First, Yahoo (and I'm going to dispense with the exclamation point, it's tedious) has statements on their website that list what they value - inlcuding "...a personal responsibility to maintain our customers' loyalty and trust." I wonder, did no one there think that taking money from a dishonest campaign on one side of the most divisive issue on the ballot was going to affect customers' loyalty? Or erode the brand?

Further and even more helpfully they list on their website what they don't value. Interesting - things like "discrimination" and "a stick in the eye" and "closed doors" and "rear view mirror." Were I to list the things that Prop 8 does and stands for, well, I couldn't do much better.
Finally, their mission statement:
"Yahoo's mission is to connect people to their passions, their communities, and the world's knowledge. To ensure this, Yahoo offers a broad and deep array of products and services to create unique and differentiated user experiences and consumer insights by leveraging connections, data, and user participation."
Unique and differentiated user experiences? Assaulting everyone on a California ISP with a pop up ad telling us that we had to "protect marriage" by voting Yes on 8 is a unique and differentiated experience? Really? Because it seems "one size fits all" - something ELSE they say they don't value.

How can you trust - and do business with - a company that doesn't even follow its own values?

Finally, there is the fact that Yahoo was birthed in the nursey of innovation, tolerance and diversity: California. Richard Florida, in his research on "The Rise of the Creative Class," showed how innovation needs diversity and tolerance to flourish, and California's Silicon Valley is the ne plue ultra example of this. Diversity and tolerance are the things most intrinsically under attack by Prop 8, whose supporters pander to fear and seek to isolate gay and lesbian folks from other Californians.

For the geniuses at Yahoo! to accept advertising from a group heavily subsidized by out-of-state money (some of which you can see here and all of which you can see here) to make California less California-like and more like the theocratic, un-diverse, un-innovative other parts of the country goes against their own long term business interests. And it's just rude, you don't bite the hand that feeds you.

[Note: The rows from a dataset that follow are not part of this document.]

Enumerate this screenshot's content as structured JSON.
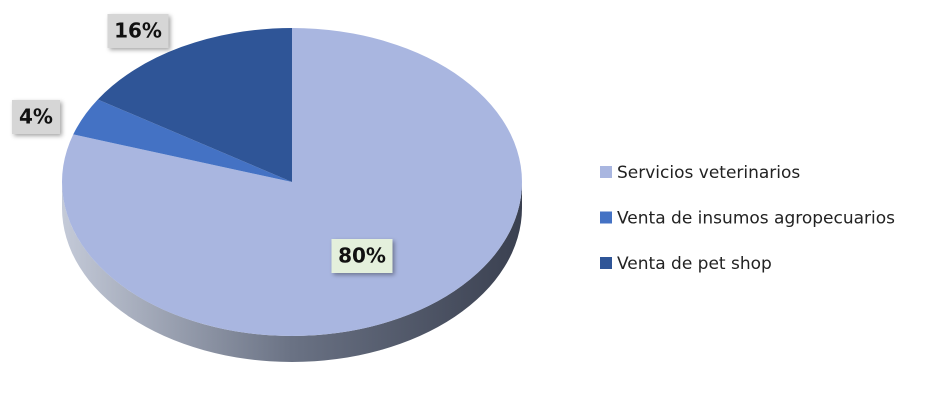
{
  "chart_data": {
    "type": "pie",
    "categories": [
      "Servicios veterinarios",
      "Venta de insumos agropecuarios",
      "Venta de pet shop"
    ],
    "values": [
      80,
      4,
      16
    ],
    "value_labels": [
      "80%",
      "4%",
      "16%"
    ],
    "colors": [
      "#a9b6e0",
      "#4472c4",
      "#2f5597"
    ],
    "legend": "right"
  }
}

Even if you don't think it's enough that Yes on 8 eliminates existing rights - and think about that; in 2008 it's possible to eliminate rights from a class of people by simple majority vote! - and causes real human anguish to over 20,000 married Californians and untold others who were thinking of it, or for their children or other loved ones, for the sole purpose of preserving linguistic hegemony for a non-threatened majority; or if you don't think it's enough that by accepting funding from Yes on 8 to run obnoxious and dishonest pop-up ads supporting this revocation of rights that Yahoo made themselves collusive to it; then surely Yahoo's violation of their own corporate standards and vision is enough to boycott them?

Of course, reasonable people can disagree. But that's why I'm on Gmail.